The power of The Act of Seeing with One's Own Eyes is the fact that Stan Brakhage gives no soundtrack to this and there is no "plot" to speak of, despite the fact that if one wanted to be technical this is a documentary - we are getting documented, on film, every slicing open of flesh and measuring of limbs and draining of blood and cutting into skulls to remove brains of multiple human cadavers - so that we can think for ourselves. There is something to be said for that, that you can be sitting at home or, if one gets the chance in a theater (I didn't, I had the Criterion disc on a quiet day at home without air conditioning), and have these images coming one after the other, and being left with one's own thoughts. You can't escape your mind wandering to what it means to be dead, or to be alive, or how one takes for granted how flesh is so easy to peel and cut and strip away and that, yes, we are all the same underneath (of all things that final title card at the end of Barry Lyndon came to mind, "Rich or poor... they're all equal now").
Certainly it's not an "easy" film to watch, and it shouldn't be, but it's not without some precedent I think for people watching it who, for example, went to some kind of science or biology class in school where there were dissections of animals. You know what it's like to be there with the flesh and that this thing that may have once had life is in front of you ready to be poked and prodded and that you'll be quizzed on how many organs it has and so on. What's different is that they are human beings, naked to us (literally) and that since we are alive and they're not we are bearing witness via Brakhage's camera. And ultimately it's... well, what IS the point? To be "grossed" out? To be unnerved?
To be... desensitized to it? It's a good thing to check out the interview with Brakhage on the Criterion disc as he talks about how he made the movie around the time he was forty, and was thinking more and more about how much he really was afraid of dying, and that seeing dead bodies might give him... something to confront, perhaps? That it wouldn't be such an abstract concept like, here is what *Happens To You* after you die and you're on the gurney. But it's interesting to note he mentions that he was made queasy seeing it all, got on with the act of doing what a director does which is to see, but that if a child was brought in he might not be able to take it. I wonder if other audiences watching this over the decades since would have, either. This didn't cross my mind, oddly enough, as there was enough to see right in front of me.
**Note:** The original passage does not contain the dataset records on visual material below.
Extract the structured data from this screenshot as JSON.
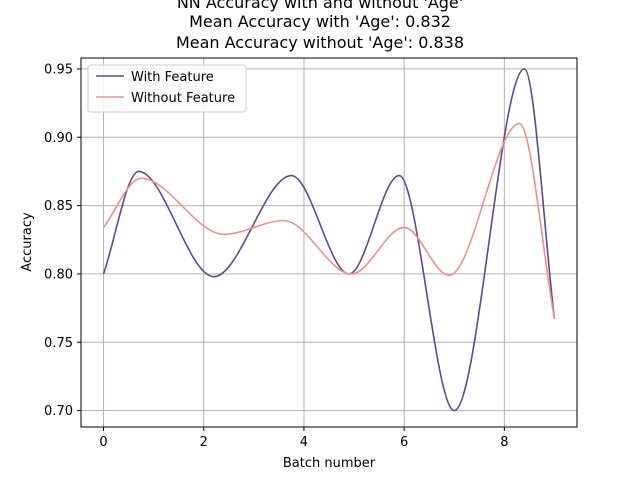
{
  "chart_data": {
    "type": "line",
    "title_lines": [
      "NN Accuracy with and without 'Age'",
      "Mean Accuracy with 'Age': 0.832",
      "Mean Accuracy without 'Age': 0.838"
    ],
    "xlabel": "Batch number",
    "ylabel": "Accuracy",
    "xlim": [
      -0.45,
      9.45
    ],
    "ylim": [
      0.688,
      0.958
    ],
    "xticks": [
      0,
      2,
      4,
      6,
      8
    ],
    "xtick_labels": [
      "0",
      "2",
      "4",
      "6",
      "8"
    ],
    "yticks": [
      0.7,
      0.75,
      0.8,
      0.85,
      0.9,
      0.95
    ],
    "ytick_labels": [
      "0.70",
      "0.75",
      "0.80",
      "0.85",
      "0.90",
      "0.95"
    ],
    "grid": true,
    "legend_position": "upper-left",
    "series": [
      {
        "name": "With Feature",
        "color": "#5b4a8b",
        "x": [
          0,
          0.7,
          2.2,
          3.75,
          4.9,
          5.9,
          7.0,
          8.4,
          9.0
        ],
        "y": [
          0.8,
          0.875,
          0.798,
          0.872,
          0.8,
          0.872,
          0.7,
          0.95,
          0.767
        ]
      },
      {
        "name": "Without Feature",
        "color": "#e8928a",
        "x": [
          0,
          0.75,
          2.4,
          3.6,
          4.95,
          6.0,
          6.9,
          8.3,
          9.0
        ],
        "y": [
          0.834,
          0.87,
          0.829,
          0.839,
          0.8,
          0.834,
          0.799,
          0.91,
          0.767
        ]
      }
    ]
  }
}
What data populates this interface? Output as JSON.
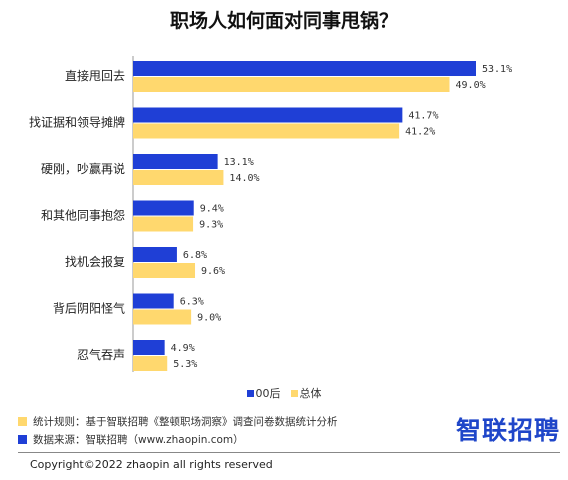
{
  "chart_data": {
    "type": "bar",
    "orientation": "horizontal",
    "title": "职场人如何面对同事甩锅？",
    "categories": [
      "直接甩回去",
      "找证据和领导摊牌",
      "硬刚，吵赢再说",
      "和其他同事抱怨",
      "找机会报复",
      "背后阴阳怪气",
      "忍气吞声"
    ],
    "series": [
      {
        "name": "00后",
        "color": "#1f3fd6",
        "values": [
          53.1,
          41.7,
          13.1,
          9.4,
          6.8,
          6.3,
          4.9
        ],
        "labels": [
          "53.1%",
          "41.7%",
          "13.1%",
          "9.4%",
          "6.8%",
          "6.3%",
          "4.9%"
        ]
      },
      {
        "name": "总体",
        "color": "#ffd86e",
        "values": [
          49.0,
          41.2,
          14.0,
          9.3,
          9.6,
          9.0,
          5.3
        ],
        "labels": [
          "49.0%",
          "41.2%",
          "14.0%",
          "9.3%",
          "9.6%",
          "9.0%",
          "5.3%"
        ]
      }
    ],
    "xlim": [
      0,
      53.1
    ],
    "grid": false,
    "legend": "bottom"
  },
  "notes": {
    "rule": "统计规则：基于智联招聘《整顿职场洞察》调查问卷数据统计分析",
    "source": "数据来源：智联招聘（www.zhaopin.com）"
  },
  "logo": "智联招聘",
  "copyright": "Copyright©2022 zhaopin all rights reserved"
}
I think that aside from the basic viscera of seeing these bodies torn asunder, the organs peeled out, the morticians and operators cleaning out the skulls and the bodies and that we actually don't get good looks at the people's faces (perhaps that by design for Brakhage - you can learn from the flesh, but the face won't tell you anything now since the brain is dead)... there's excellent filmmaking here. Unlike some of the other Brakhage shorts I've seen - and it's maybe a good idea to see things like Cat's Cradle or Dog Star Man or Window Baby Water Moving before coming to this - this is shot in clear focus, he doesn't lose the frame (at least too much, I'm sure when the first skull is cracked open and we get the first brain there is a moment it's a blur, as if he can barely see it and get's cross-eyed), and the editing is kinetic and energetic. If he stays on an image for more than five seconds it's so we can take something in, like a body part, a leg, a genital, a fly on a toe roaming around or the dripping of blood.
This is to say, there *is* a story here, but it's part of an experimental narrative of less telling us a story that has beginning-middle-end, but about the process that goes into the tearing into body parts. I can't emphasize enough that it is not the easiest thing to sit through, but at the same time Brakhage doesn't sensationalize anything, it's not like he pumps up heavy metal music or something sinister or ominous to go with the imagery. It's simply... here it is, here's what happens to us, whether we die of "Natural Causes" or a bullet wound or in a fire, we're all on these tables and have to be *seen* by others, and that the act itself is staggering.
I don't know if it makes me any more or less comforted or less afraid of dying after all is said and done. But it is an experience unlike any other, and Brakhage as a filmmaker gives us something that didn't exist before and, really, can't be quite duplicated.